If deemed appropriate after collecting all the information, the brand should issue a general statement to acknowledge the situation as quickly as possible and offer a promise to follow up with more details as the crisis continues to unfold. Be specific with when the public can expect these updates. If the issue is widespread enough, the statements should also be deployed on social media and digital platforms.

Determining when to deploy crisis messaging on social media needs to be taken on a case-by-case basis. You can determine by how much chatter you see online regarding the topic, what comments are being shared, and when/if you are fully prepared to directly address the issues with your consumers. In some cases, it may be best to take communication offline or in direct messages (DMs) to avoid further attention on the topic on your social profiles. Ensure you have messaging for both cases, some to be a direct response to users within comments and others to direct users to reach out via direct messaging or email if a lengthier conversation is required. If the crisis has gone viral or is drawing a large amount of attention, consider pausing any pre-planned social posts, ads, or influencer content until you can evaluate the appropriateness of that content during the crisis. 

Once you’ve made your statements and there is no further immediate action needed, it is time to “ride it out” and let the conversation naturally start to subside. Continue to monitor for additional press coverage and social sharing using your monitoring tools, and review all community engagement related to the topic.

Finally, after the crisis subsides, make a plan to regroup as a team to discuss all key learnings from the event. What went well? What could have been handled differently? What was missing from your crisis plan that would have been helpful to already have on hand? Which messages need to change as a result of this crisis? A thorough recap of the event will help prepare and strengthen the team for the next crisis.

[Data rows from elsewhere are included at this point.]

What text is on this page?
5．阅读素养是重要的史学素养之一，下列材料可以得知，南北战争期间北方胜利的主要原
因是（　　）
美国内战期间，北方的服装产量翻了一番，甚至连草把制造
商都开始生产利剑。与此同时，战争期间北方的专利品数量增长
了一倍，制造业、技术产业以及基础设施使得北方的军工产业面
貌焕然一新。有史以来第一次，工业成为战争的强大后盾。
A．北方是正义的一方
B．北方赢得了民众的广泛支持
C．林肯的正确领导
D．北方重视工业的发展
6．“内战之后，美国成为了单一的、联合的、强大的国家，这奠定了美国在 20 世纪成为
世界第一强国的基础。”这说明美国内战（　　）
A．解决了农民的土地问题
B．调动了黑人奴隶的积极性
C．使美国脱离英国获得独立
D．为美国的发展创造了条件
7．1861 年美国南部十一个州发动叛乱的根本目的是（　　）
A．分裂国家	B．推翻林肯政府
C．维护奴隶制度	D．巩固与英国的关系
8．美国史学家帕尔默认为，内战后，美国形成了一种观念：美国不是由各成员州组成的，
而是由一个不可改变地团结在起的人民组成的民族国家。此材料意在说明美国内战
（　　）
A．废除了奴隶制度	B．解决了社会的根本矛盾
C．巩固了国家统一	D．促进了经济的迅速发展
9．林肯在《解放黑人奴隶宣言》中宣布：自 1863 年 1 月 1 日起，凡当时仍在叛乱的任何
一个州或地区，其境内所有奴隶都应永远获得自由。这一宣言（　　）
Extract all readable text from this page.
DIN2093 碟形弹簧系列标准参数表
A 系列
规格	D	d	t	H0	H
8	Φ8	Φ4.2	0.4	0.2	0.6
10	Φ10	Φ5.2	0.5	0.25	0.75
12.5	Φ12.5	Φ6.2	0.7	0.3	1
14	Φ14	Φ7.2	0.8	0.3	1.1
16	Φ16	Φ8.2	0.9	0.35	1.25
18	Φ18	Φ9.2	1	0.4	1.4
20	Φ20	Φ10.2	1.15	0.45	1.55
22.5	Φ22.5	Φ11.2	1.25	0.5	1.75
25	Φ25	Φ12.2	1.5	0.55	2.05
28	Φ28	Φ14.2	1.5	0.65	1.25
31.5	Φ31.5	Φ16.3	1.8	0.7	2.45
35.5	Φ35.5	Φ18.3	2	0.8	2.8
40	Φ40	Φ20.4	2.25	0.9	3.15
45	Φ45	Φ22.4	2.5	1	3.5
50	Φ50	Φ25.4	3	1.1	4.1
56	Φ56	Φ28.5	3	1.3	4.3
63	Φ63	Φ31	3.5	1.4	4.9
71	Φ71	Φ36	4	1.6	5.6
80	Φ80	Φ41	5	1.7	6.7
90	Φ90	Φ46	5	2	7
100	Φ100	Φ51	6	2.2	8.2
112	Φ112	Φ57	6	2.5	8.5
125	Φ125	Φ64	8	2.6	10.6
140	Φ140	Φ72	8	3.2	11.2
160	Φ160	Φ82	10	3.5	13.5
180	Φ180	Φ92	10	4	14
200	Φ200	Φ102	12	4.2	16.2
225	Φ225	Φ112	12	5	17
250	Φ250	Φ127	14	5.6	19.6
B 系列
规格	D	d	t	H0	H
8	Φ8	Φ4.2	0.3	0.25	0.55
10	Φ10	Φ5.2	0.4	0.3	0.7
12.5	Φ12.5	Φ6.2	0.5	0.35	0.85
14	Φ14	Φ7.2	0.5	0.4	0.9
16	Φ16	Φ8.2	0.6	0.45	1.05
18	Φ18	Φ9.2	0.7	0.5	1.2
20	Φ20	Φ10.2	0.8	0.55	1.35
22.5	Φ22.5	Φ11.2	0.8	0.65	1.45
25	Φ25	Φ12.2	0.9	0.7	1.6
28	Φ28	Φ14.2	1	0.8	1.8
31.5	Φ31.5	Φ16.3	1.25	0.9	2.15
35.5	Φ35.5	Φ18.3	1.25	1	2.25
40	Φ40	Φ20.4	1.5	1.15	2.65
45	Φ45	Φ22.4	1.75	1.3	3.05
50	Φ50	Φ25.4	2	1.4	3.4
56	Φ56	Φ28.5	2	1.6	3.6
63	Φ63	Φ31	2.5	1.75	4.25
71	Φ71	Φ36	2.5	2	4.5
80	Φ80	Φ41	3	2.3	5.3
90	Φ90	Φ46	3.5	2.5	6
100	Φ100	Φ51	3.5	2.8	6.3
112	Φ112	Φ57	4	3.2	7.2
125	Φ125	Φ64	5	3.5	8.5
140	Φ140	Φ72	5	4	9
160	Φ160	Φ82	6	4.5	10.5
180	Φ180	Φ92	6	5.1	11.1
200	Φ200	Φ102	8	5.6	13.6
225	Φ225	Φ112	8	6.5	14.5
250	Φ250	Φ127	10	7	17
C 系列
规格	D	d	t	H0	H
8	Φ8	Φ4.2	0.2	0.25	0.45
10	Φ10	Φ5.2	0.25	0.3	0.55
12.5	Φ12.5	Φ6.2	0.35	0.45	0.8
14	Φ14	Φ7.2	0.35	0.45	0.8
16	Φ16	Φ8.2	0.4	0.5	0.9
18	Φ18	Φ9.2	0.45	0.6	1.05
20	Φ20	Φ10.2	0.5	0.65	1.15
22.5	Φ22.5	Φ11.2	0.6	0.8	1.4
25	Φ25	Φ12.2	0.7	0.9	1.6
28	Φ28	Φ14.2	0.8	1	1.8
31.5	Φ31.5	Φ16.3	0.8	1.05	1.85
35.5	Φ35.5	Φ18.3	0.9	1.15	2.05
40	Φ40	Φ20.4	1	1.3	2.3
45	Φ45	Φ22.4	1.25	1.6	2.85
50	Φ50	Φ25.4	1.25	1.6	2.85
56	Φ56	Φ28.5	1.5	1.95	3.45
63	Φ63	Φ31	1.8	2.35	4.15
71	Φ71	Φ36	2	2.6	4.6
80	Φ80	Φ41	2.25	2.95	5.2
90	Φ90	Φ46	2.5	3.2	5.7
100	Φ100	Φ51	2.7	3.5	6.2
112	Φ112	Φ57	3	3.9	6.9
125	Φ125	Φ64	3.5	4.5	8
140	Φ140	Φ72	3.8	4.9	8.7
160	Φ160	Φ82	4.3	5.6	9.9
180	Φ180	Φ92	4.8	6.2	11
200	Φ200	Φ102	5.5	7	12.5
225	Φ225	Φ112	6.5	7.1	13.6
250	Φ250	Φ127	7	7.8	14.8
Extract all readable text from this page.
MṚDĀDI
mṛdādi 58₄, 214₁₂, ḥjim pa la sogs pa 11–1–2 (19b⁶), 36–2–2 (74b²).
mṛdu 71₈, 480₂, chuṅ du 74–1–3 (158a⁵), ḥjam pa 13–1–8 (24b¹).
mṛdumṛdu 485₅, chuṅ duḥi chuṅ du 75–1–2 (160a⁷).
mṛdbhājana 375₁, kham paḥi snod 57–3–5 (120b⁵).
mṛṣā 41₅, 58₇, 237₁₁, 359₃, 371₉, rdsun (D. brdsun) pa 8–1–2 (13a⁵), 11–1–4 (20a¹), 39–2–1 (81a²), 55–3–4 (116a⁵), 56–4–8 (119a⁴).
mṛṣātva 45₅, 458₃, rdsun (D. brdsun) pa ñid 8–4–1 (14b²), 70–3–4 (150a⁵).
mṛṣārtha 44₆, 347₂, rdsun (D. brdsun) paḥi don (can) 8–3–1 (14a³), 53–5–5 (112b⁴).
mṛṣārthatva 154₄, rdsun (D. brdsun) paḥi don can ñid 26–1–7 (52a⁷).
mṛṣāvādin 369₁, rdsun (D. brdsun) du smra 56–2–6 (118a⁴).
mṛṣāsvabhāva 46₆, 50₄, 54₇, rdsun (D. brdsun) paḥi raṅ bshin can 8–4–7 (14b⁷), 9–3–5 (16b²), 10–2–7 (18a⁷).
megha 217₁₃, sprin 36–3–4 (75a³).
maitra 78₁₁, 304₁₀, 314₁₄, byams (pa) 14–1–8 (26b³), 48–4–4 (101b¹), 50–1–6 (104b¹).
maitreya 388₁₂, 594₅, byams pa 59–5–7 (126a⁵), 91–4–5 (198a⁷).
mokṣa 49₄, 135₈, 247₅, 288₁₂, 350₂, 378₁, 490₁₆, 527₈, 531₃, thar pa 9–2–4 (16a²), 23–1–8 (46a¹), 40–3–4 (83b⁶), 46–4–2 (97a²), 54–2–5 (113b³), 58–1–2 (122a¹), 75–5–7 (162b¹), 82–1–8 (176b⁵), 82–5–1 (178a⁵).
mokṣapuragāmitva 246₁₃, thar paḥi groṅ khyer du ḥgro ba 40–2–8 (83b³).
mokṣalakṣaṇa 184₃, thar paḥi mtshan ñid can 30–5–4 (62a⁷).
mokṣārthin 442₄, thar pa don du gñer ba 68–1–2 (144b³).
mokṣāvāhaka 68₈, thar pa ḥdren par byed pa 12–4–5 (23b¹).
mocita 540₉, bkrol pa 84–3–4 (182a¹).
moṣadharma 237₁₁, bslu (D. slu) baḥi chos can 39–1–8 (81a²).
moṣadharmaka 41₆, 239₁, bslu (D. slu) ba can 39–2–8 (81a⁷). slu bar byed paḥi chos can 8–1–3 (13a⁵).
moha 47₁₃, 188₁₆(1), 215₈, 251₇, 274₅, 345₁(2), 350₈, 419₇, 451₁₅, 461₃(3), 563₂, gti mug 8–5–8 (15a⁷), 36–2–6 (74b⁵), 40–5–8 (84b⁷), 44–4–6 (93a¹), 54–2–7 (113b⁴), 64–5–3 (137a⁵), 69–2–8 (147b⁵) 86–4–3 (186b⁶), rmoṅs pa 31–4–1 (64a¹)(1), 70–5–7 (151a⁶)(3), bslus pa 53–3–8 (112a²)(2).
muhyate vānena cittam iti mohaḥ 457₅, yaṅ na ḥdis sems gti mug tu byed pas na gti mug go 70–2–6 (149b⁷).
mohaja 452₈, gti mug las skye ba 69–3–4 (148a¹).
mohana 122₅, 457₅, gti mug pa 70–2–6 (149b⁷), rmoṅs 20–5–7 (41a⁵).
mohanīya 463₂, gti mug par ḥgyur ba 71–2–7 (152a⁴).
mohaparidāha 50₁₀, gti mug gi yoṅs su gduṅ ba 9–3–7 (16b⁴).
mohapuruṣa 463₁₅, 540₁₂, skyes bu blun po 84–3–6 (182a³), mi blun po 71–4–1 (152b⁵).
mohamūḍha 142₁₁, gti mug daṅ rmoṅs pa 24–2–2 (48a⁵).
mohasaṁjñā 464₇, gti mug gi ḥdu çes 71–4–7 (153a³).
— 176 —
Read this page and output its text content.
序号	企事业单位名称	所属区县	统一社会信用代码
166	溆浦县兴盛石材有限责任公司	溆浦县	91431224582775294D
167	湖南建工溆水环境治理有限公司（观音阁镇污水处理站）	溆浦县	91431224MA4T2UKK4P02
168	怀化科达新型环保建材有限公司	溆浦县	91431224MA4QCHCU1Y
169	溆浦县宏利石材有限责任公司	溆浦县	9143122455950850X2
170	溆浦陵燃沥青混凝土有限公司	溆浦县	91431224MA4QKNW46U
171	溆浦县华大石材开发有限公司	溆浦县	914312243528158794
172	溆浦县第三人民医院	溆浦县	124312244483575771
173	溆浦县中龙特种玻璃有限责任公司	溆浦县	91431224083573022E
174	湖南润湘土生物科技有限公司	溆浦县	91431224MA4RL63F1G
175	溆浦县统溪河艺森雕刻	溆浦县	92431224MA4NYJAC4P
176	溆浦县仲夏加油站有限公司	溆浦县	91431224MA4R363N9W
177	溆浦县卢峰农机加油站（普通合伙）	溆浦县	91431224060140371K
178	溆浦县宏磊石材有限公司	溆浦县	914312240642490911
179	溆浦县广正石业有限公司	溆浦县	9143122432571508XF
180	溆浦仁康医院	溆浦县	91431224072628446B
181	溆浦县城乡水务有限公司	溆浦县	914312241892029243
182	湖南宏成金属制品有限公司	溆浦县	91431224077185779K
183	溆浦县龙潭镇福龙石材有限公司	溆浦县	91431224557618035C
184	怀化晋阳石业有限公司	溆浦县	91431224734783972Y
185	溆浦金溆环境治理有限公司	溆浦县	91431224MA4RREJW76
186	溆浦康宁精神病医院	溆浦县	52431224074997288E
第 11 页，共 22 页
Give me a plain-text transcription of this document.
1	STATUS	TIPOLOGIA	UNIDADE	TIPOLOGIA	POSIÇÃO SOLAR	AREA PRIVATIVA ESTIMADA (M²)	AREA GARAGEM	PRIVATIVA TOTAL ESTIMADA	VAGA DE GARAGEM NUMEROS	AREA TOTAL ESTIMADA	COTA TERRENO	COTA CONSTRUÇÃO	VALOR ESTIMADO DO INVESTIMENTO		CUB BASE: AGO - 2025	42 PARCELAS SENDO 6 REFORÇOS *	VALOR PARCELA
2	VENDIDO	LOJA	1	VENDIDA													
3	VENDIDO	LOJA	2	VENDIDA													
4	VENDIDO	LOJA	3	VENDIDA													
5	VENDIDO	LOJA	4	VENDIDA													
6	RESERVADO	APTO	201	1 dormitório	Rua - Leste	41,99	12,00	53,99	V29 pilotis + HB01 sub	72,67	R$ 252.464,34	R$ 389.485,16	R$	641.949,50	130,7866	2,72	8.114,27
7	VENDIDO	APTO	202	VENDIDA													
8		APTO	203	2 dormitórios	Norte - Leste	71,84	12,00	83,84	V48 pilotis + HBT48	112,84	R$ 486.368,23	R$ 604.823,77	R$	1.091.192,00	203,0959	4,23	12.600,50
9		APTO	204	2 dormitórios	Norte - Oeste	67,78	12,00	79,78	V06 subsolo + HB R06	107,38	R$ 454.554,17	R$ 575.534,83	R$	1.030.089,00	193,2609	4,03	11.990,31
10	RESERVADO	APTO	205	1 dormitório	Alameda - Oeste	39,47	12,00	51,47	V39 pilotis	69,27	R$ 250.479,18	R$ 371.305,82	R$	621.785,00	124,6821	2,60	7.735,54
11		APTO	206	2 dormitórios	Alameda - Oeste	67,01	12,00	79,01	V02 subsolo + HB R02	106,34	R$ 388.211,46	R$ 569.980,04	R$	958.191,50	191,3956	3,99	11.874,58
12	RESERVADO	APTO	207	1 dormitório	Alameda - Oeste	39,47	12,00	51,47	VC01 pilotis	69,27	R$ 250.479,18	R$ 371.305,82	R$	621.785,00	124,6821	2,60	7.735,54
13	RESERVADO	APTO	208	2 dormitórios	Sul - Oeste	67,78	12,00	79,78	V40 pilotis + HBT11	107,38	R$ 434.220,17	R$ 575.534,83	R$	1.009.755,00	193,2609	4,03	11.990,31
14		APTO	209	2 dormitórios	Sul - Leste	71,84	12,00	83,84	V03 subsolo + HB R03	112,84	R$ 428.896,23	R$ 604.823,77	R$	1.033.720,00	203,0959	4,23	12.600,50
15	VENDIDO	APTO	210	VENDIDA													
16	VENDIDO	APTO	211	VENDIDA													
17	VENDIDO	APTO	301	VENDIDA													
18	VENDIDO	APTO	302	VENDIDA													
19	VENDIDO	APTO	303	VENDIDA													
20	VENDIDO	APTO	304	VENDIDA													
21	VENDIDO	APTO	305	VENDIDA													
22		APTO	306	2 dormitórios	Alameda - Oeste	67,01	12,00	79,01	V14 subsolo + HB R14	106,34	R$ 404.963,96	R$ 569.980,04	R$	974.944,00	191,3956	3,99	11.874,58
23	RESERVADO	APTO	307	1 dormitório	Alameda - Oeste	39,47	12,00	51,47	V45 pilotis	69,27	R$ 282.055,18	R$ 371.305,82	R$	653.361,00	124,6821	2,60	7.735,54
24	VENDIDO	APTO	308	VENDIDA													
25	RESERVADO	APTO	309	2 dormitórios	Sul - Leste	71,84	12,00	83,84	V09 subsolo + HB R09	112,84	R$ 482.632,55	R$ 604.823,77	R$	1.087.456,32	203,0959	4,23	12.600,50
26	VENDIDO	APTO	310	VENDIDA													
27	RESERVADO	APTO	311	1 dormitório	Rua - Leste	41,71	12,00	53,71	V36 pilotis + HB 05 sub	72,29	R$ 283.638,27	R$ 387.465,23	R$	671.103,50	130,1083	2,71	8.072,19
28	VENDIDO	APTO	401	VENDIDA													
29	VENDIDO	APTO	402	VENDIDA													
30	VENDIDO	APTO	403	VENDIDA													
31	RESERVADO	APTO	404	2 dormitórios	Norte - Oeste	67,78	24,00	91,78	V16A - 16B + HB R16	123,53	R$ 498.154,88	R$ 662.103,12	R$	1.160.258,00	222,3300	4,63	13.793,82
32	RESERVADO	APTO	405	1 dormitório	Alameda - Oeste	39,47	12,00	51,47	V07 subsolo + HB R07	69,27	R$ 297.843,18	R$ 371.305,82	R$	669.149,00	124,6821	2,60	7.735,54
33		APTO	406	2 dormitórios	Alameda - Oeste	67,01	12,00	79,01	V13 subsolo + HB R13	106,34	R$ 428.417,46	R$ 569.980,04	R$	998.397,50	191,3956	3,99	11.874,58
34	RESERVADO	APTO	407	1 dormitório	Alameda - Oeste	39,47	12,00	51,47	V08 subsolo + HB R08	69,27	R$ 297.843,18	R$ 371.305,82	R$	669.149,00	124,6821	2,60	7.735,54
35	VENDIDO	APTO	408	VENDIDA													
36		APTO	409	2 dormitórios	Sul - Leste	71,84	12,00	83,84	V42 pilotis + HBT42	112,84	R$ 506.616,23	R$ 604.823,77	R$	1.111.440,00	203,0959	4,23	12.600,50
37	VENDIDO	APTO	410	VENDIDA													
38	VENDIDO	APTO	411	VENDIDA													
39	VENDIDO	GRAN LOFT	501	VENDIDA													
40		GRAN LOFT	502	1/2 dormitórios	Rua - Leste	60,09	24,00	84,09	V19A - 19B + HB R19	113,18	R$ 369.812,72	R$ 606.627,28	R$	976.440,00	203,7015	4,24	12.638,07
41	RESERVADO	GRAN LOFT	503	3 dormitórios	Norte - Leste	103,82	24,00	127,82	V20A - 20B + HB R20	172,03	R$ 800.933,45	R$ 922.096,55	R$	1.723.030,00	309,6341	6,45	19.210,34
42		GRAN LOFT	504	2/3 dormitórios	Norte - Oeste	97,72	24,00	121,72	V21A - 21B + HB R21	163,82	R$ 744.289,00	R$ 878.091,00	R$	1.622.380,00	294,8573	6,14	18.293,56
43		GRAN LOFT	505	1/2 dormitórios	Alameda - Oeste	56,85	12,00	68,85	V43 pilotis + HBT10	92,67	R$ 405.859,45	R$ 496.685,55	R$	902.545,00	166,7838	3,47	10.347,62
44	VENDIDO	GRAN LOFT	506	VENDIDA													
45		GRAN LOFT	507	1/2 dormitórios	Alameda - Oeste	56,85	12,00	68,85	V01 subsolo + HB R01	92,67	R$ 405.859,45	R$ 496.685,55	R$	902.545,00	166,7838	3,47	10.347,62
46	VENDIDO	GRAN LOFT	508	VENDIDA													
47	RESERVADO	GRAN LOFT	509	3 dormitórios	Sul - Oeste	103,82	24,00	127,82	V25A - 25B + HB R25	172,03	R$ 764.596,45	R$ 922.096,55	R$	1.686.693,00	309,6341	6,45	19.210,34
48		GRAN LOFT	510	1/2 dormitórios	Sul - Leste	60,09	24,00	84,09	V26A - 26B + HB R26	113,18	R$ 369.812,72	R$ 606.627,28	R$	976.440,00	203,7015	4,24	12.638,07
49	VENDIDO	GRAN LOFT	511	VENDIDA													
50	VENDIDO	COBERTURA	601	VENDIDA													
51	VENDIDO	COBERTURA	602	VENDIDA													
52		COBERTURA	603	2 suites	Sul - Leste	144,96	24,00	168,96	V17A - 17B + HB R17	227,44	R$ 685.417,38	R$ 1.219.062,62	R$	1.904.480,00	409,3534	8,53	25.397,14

Always Expect The Unexpected 

As conveyed above, crisis communications plans help companies, organizations, and individuals adequately prepare for most scenarios and are instrumental in minimizing negative brand perception and financial damages. When handled appropriately, a company’s transparency and response to a crisis can make its reputation even stronger than it was before. The more proactive you are in developing a robust crisis communications plan, the easier it will be to put out the fire.